I – PHYSIOLOGIE :
Les bactéries anaérobies strictes sont des bactéries hypersensibles à l’action de l’oxygène (anoxybiontiques). Elles produisent leur énergie et effectuent leurs réactions de biosynthèse en l’absence de cet accepteur d’électrons.
La plupart (exceptions) ne possèdent pas les enzymes classiques des systèmes dits respiratoires : cytochromes, catalase, peroxydase. Elles, produisent leur énergie au cours de processus fermentatifs.
Ces bactéries ne poussent pas en présence de 20 % d’oxygène donc en présence
d’air atmosphérique. Leur degré de sensibilité à l’oxygène est cependant très variable.
La plupart des anaérobies strictes ayant un intérêt en pathologie infectieuse sont des anaérobies modérées (tolérant de 0,1 à 5 % d’O2), d’autres ne tolèrent que des pressions d’oxygène inférieures à 0,1 % (bactéries EOS) (extremely oxygen sensitive bacteria). Les bactéries EOS étudiées chez l’homme de façon très récente, paraissent dénuées de tout pouvoir pathogène et sont des bactéries commensales du tube digestif et de la peau.

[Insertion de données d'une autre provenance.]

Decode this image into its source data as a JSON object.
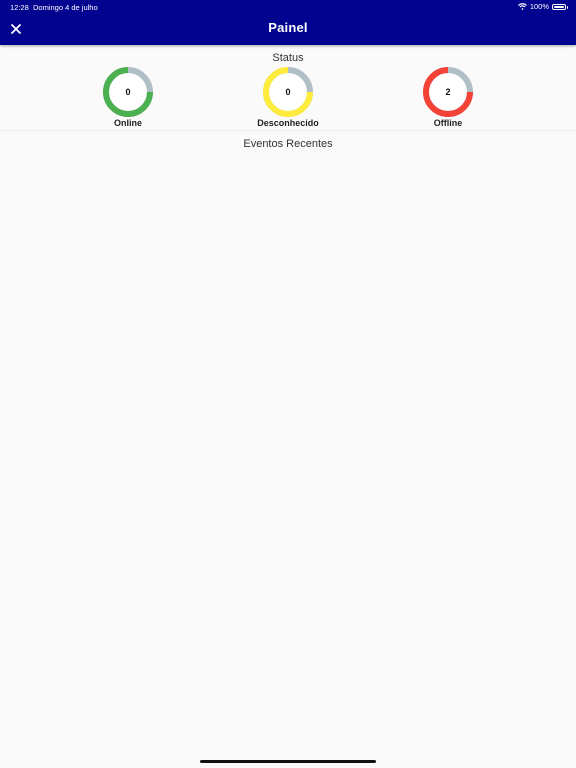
{
  "status_bar": {
    "time": "12:28",
    "date": "Domingo 4 de julho",
    "battery": "100%"
  },
  "header": {
    "title": "Painel",
    "close_icon": "close-icon"
  },
  "status_section": {
    "title": "Status",
    "gauges": [
      {
        "label": "Online",
        "value": "0",
        "color": "#4caf50",
        "fraction": 0.75
      },
      {
        "label": "Desconhecido",
        "value": "0",
        "color": "#ffeb3b",
        "fraction": 0.75
      },
      {
        "label": "Offline",
        "value": "2",
        "color": "#f44336",
        "fraction": 0.75
      }
    ],
    "track_color": "#b0bec5"
  },
  "events_section": {
    "title": "Eventos Recentes"
  }
}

Elles jouent sans doute un rôle important en raison de leurs potentialités métaboliques, et auraient dans le tube digestif un rôle de barrière vis-à-vis des autres bactéries pathogènes en favorisant l’équilibre de la flore intestinale. Leur étude et leur taxonomie ne rentrent pas dans le cadre de cet ouvrage.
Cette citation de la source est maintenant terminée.